Ecos de un corazón enjaulado.
Me toca explicarle a mi corazón que debe ser encerrado, aunque me duela. Susurrarle al oído con cuidado para que nadie lo escuche, para que piensen que está perdido y se mantenga en calma. Me toca apagarle la luz, incluso cuando sé que eso lo asusta, y acariciarlo con la delicadeza de quien apaga una vela que no quiere dejar de brillar. Lo hago para calmarlo, para que no quiera escapar, para que no se ponga a bailar frenético por todos lados, armando un alboroto que nadie entendería. Me toca hacerlo pequeño entre cuatro paredes, tan pequeñas como mis palabras cada vez que le pido que se detenga, que no ame tan rápido, tan profundo, tan ciego.
Le hablo por las noches, en el silencio, intentando razonar con él. Le doy un par de palmadas suaves, aunque mis manos tiemblen, y le explico que no puede ser tan efusivo, que no está bien ser tan cálido en cualquier lugar, con cualquier persona. Le digo que las cosas no funcionan así, que no todos los corazones laten como él, que no todos entienden cómo arde su fuego. Pero él me mira, y siento que me reta. A veces se queda callado, pero en ese silencio me habla con su dolor. Lo escucho llorar en lo más profundo de mí, diciendo que le duele estar aquí, que este espacio es demasiado pequeño, que no hay suficiente aire, suficiente luz. Que no hay suficiente amor.
Hay noches en las que sus lágrimas son tan pesadas que creo que yo misma voy a quebrarme. Lo siento encogerse, acurrucarse en un rincón. Me pregunta, con una voz que apenas es un susurro, por qué no nos quieren. ¿Por qué no somos suficientes? Y yo, sin respuestas, le hablo con dulzura, como si al hacerlo pudiera borrar sus heridas. Le digo que está bien, que todo va a pasar, aunque ni yo misma lo crea. Él se encoje más y más, hasta que parece desaparecer. Pero me miente, siempre me miente. Se oculta de mí, solo para volver de repente, enorme, desbordado, lleno de luz. Ríe como si no hubiera conocido nunca el dolor, y por un momento me llena de esperanza. Pero nunca dura. Esa luz se apaga, como si el mundo estuviera empeñado en arrebatársela.

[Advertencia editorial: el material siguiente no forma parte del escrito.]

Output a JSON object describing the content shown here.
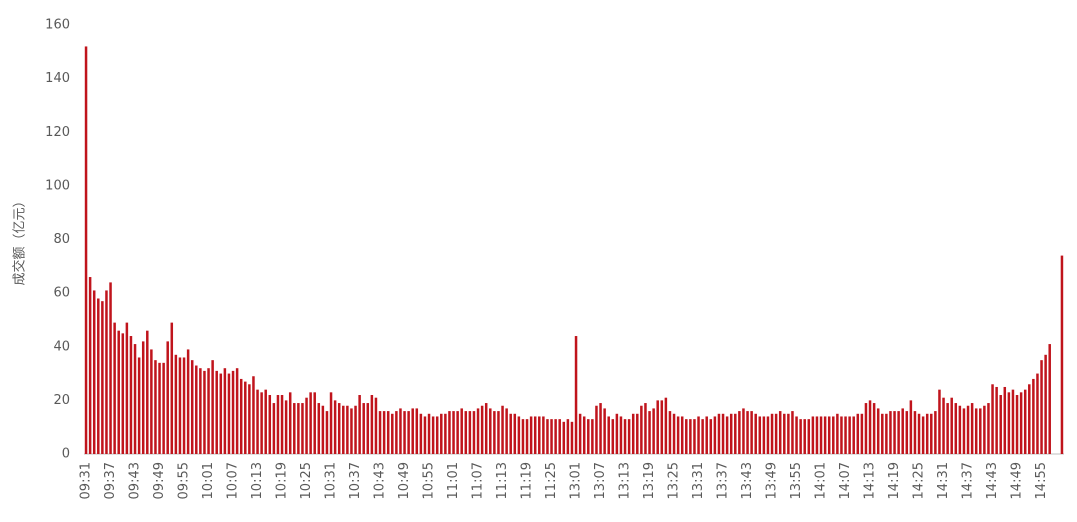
{
  "chart_data": {
    "type": "bar",
    "y_label": "成交额（亿元）",
    "categories": [
      "09:31",
      null,
      null,
      null,
      null,
      null,
      "09:37",
      null,
      null,
      null,
      null,
      null,
      "09:43",
      null,
      null,
      null,
      null,
      null,
      "09:49",
      null,
      null,
      null,
      null,
      null,
      "09:55",
      null,
      null,
      null,
      null,
      null,
      "10:01",
      null,
      null,
      null,
      null,
      null,
      "10:07",
      null,
      null,
      null,
      null,
      null,
      "10:13",
      null,
      null,
      null,
      null,
      null,
      "10:19",
      null,
      null,
      null,
      null,
      null,
      "10:25",
      null,
      null,
      null,
      null,
      null,
      "10:31",
      null,
      null,
      null,
      null,
      null,
      "10:37",
      null,
      null,
      null,
      null,
      null,
      "10:43",
      null,
      null,
      null,
      null,
      null,
      "10:49",
      null,
      null,
      null,
      null,
      null,
      "10:55",
      null,
      null,
      null,
      null,
      null,
      "11:01",
      null,
      null,
      null,
      null,
      null,
      "11:07",
      null,
      null,
      null,
      null,
      null,
      "11:13",
      null,
      null,
      null,
      null,
      null,
      "11:19",
      null,
      null,
      null,
      null,
      null,
      "11:25",
      null,
      null,
      null,
      null,
      null,
      "13:01",
      null,
      null,
      null,
      null,
      null,
      "13:07",
      null,
      null,
      null,
      null,
      null,
      "13:13",
      null,
      null,
      null,
      null,
      null,
      "13:19",
      null,
      null,
      null,
      null,
      null,
      "13:25",
      null,
      null,
      null,
      null,
      null,
      "13:31",
      null,
      null,
      null,
      null,
      null,
      "13:37",
      null,
      null,
      null,
      null,
      null,
      "13:43",
      null,
      null,
      null,
      null,
      null,
      "13:49",
      null,
      null,
      null,
      null,
      null,
      "13:55",
      null,
      null,
      null,
      null,
      null,
      "14:01",
      null,
      null,
      null,
      null,
      null,
      "14:07",
      null,
      null,
      null,
      null,
      null,
      "14:13",
      null,
      null,
      null,
      null,
      null,
      "14:19",
      null,
      null,
      null,
      null,
      null,
      "14:25",
      null,
      null,
      null,
      null,
      null,
      "14:31",
      null,
      null,
      null,
      null,
      null,
      "14:37",
      null,
      null,
      null,
      null,
      null,
      "14:43",
      null,
      null,
      null,
      null,
      null,
      "14:49",
      null,
      null,
      null,
      null,
      null,
      "14:55",
      null,
      null,
      null,
      null,
      null
    ],
    "values": [
      152,
      66,
      61,
      58,
      57,
      61,
      64,
      49,
      46,
      45,
      49,
      44,
      41,
      36,
      42,
      46,
      39,
      35,
      34,
      34,
      42,
      49,
      37,
      36,
      36,
      39,
      35,
      33,
      32,
      31,
      32,
      35,
      31,
      30,
      32,
      30,
      31,
      32,
      28,
      27,
      26,
      29,
      24,
      23,
      24,
      22,
      19,
      22,
      22,
      20,
      23,
      19,
      19,
      19,
      21,
      23,
      23,
      19,
      18,
      16,
      23,
      20,
      19,
      18,
      18,
      17,
      18,
      22,
      19,
      19,
      22,
      21,
      16,
      16,
      16,
      15,
      16,
      17,
      16,
      16,
      17,
      17,
      15,
      14,
      15,
      14,
      14,
      15,
      15,
      16,
      16,
      16,
      17,
      16,
      16,
      16,
      17,
      18,
      19,
      17,
      16,
      16,
      18,
      17,
      15,
      15,
      14,
      13,
      13,
      14,
      14,
      14,
      14,
      13,
      13,
      13,
      13,
      12,
      13,
      12,
      44,
      15,
      14,
      13,
      13,
      18,
      19,
      17,
      14,
      13,
      15,
      14,
      13,
      13,
      15,
      15,
      18,
      19,
      16,
      17,
      20,
      20,
      21,
      16,
      15,
      14,
      14,
      13,
      13,
      13,
      14,
      13,
      14,
      13,
      14,
      15,
      15,
      14,
      15,
      15,
      16,
      17,
      16,
      16,
      15,
      14,
      14,
      14,
      15,
      15,
      16,
      15,
      15,
      16,
      14,
      13,
      13,
      13,
      14,
      14,
      14,
      14,
      14,
      14,
      15,
      14,
      14,
      14,
      14,
      15,
      15,
      19,
      20,
      19,
      17,
      15,
      15,
      16,
      16,
      16,
      17,
      16,
      20,
      16,
      15,
      14,
      15,
      15,
      16,
      24,
      21,
      19,
      21,
      19,
      18,
      17,
      18,
      19,
      17,
      17,
      18,
      19,
      26,
      25,
      22,
      25,
      23,
      24,
      22,
      23,
      24,
      26,
      28,
      30,
      35,
      37,
      41,
      0,
      0,
      74
    ],
    "color": "#c0141c",
    "ylim": [
      0,
      160
    ],
    "yticks": [
      0,
      20,
      40,
      60,
      80,
      100,
      120,
      140,
      160
    ],
    "grid": false
  }
}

Y volvemos a pelear. Me exaspera su terquedad, su fuerza inquebrantable. No importa cuánto lo reprima, parece que con cada desilusión crece más. Es como si se alimentara de los golpes, como si cada herida lo hiciera más fuerte, más brillante. Lo quiero tanto, incluso cuando me duele. Lo quiero con todo, aunque sea ingenuo, aunque sea tan inocente como para seguir creyendo que la gente lo va a querer de vuelta.
A veces, me imagino cómo sería si pudiera dejarlo libre. Si pudiera dejarlo amar sin miedo, sin límites, sin esta jaula que he construido para protegerlo de todo y de todos. Pero entonces recuerdo las cicatrices, las noches en las que me gritó que no podía más, los días en los que lo sentí temblar en silencio. Recuerdo cómo se rompió tantas veces que pensé que nunca volvería a latir igual. Y me convenzo de que estoy haciendo lo correcto, aunque su llanto me rompa un poco más cada día.
Y así seguimos, él y yo, encerrados en este ciclo. Yo, tratando de protegerlo. Él, soñando con escapar. Ambos conscientes de que, en el fondo, lo único que queremos es ser amados, aunque el mundo no esté hecho para corazones como el nuestro.